Nesse sentido, ele compartilhou como, além de aumentar o uso da IA para o código interno, também estão adotando fluxos de trabalho “verdadeiramente autônomos”. Para isso, os engenheiros do Google estão coordenando equipes de trabalho digitais “totalmente independentes” e ativando agentes.
Como exemplo desses avanços a nível interno, Pichai destacou que recentemente conseguiram realizar uma migração de código “particularmente complexa”, realizada por agentes e engenheiros que trabalharam em conjunto.
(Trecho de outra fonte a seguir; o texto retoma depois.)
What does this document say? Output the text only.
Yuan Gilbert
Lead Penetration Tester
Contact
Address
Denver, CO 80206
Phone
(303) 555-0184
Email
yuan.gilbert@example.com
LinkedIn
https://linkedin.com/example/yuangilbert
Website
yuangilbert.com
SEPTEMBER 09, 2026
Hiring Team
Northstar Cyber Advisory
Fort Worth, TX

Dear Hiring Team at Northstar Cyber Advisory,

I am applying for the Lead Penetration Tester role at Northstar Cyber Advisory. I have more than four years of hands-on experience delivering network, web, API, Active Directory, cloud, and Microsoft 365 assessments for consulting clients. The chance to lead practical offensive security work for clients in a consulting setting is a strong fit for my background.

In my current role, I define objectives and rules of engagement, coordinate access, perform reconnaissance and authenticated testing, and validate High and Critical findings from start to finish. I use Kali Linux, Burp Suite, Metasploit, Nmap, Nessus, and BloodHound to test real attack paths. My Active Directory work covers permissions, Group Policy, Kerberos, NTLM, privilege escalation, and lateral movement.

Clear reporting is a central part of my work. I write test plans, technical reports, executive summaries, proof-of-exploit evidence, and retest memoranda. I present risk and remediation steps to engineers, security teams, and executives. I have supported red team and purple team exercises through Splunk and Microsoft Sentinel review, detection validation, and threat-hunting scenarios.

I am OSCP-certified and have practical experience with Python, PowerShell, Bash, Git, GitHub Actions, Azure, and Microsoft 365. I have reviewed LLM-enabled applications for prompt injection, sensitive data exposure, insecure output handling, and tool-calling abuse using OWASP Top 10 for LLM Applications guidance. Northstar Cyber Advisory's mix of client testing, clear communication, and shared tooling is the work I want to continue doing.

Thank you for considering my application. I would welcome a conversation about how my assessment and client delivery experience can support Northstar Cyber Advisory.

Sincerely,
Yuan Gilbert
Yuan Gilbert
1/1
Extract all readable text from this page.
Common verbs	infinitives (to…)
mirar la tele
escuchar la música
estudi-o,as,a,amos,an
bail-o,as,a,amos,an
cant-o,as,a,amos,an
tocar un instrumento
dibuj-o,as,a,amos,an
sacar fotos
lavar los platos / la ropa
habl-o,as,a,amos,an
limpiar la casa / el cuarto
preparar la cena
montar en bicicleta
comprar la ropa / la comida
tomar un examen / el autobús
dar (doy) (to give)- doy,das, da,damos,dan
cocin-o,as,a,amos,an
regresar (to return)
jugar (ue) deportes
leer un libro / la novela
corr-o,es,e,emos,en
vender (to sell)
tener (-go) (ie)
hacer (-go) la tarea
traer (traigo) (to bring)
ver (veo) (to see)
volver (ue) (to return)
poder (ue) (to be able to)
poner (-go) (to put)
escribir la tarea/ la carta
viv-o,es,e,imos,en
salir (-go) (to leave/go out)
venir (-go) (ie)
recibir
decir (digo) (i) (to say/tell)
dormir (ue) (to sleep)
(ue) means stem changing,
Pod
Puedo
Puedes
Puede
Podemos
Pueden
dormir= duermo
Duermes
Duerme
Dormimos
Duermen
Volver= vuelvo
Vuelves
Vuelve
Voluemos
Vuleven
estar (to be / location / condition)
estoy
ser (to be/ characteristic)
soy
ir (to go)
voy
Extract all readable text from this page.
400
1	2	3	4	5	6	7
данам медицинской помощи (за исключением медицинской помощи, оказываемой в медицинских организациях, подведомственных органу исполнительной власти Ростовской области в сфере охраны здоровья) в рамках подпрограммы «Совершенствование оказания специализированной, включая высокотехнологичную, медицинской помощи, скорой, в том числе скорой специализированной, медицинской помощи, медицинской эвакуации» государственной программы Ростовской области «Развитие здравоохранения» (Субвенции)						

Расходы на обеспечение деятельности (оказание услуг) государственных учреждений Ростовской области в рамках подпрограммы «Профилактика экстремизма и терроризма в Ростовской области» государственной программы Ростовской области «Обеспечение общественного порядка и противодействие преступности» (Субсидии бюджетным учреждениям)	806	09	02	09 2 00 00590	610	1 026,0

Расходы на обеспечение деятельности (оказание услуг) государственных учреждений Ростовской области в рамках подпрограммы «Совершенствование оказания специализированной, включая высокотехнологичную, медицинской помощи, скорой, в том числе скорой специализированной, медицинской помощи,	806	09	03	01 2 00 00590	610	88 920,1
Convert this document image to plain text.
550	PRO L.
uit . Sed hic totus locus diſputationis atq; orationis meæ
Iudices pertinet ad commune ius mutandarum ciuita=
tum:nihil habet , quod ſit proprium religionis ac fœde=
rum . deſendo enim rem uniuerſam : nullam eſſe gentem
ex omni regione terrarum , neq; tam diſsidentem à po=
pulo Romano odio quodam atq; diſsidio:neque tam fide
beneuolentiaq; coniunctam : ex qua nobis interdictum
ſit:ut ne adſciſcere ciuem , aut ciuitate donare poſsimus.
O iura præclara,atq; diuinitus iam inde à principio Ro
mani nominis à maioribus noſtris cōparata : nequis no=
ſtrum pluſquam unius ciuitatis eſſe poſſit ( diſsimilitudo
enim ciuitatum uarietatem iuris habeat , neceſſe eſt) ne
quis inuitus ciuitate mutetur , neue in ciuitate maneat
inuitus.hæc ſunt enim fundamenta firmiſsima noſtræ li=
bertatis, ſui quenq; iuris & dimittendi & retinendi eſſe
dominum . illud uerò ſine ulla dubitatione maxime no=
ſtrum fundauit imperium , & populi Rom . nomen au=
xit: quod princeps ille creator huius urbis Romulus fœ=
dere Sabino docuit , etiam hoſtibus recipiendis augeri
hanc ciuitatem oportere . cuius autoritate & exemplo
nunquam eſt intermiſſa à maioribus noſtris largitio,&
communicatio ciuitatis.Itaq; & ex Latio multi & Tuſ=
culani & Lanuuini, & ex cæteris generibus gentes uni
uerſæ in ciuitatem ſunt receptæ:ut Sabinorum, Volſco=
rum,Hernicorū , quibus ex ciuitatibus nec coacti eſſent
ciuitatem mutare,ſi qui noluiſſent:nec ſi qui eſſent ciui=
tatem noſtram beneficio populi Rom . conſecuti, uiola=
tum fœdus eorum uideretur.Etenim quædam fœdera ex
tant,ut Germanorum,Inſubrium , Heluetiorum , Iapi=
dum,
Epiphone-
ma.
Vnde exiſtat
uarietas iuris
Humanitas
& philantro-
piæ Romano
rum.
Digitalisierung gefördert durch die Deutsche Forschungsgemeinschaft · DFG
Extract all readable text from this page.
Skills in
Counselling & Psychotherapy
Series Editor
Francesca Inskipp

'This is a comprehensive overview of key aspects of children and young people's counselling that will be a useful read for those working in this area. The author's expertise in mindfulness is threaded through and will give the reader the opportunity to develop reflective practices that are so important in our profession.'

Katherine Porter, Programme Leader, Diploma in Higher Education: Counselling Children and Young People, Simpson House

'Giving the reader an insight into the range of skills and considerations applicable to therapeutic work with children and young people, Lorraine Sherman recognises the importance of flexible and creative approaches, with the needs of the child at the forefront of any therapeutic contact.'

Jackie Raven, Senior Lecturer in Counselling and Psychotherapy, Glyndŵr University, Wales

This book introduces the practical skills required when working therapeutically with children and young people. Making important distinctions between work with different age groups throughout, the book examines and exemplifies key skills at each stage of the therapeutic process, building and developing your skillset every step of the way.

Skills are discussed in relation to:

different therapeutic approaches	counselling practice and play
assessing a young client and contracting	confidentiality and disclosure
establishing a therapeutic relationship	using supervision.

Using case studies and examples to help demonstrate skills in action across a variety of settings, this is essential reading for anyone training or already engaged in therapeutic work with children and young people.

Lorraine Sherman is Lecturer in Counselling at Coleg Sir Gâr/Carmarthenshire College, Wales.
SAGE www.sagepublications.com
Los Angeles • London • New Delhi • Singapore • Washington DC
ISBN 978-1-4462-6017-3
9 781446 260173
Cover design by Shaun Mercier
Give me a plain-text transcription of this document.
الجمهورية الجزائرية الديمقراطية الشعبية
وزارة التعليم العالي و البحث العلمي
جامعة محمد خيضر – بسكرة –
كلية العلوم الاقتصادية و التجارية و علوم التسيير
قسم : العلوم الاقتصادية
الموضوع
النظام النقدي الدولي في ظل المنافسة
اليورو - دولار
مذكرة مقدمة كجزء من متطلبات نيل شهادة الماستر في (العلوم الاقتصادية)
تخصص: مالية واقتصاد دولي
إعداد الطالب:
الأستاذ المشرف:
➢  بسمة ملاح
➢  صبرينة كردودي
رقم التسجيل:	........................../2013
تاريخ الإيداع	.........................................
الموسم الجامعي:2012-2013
Além disso, ele ressaltou que essa migração foi concluída seis vezes mais rápido do que teria sido possível “há um ano, apenas com engenheiros”.
Outro exemplo foi o recente lançamento do aplicativo Gemini no macOS. Nesse caso, a equipe de engenheiros criou a versão inicial com a ajuda da plataforma de desenvolvimento própria baseada em agentes, Antigravity, o que lhes permitiu passar de uma ideia de protótipo para o aplicativo nativo 'Swift' em “poucos dias”.
O mesmo ocorreu com o lançamento do Gemini no Chrome, onde as equipes de marketing do Google utilizaram seus modelos para gerar rapidamente “milhares de variações” de seus recursos criativos, “um processo que, historicamente, teria levado semanas”.
Especificamente, o Google destacou que o uso da IA nesse caso permitiu uma redução de 70% no tempo de resposta e um aumento de 20% nas conversões, o que lhes permitiu “chegar ao mercado de forma mais rápida e eficaz”.
Entre outras novidades, durante o evento Google Cloud Next'26, a empresa de tecnologia também apresentou seus planos para apoiar os projetos de IA de seus clientes, com a nova plataforma Gemini Enterprise Agent, que possibilita a criação, a escalabilidade e a orquestração de agentes, juntamente com novidades em gestão de dados, segurança contra novas ameaças e produtividade na era das empresas agentas. Além disso, apresentou suas TPUs de oitava geração, a TPU 8t e a TPU 8i.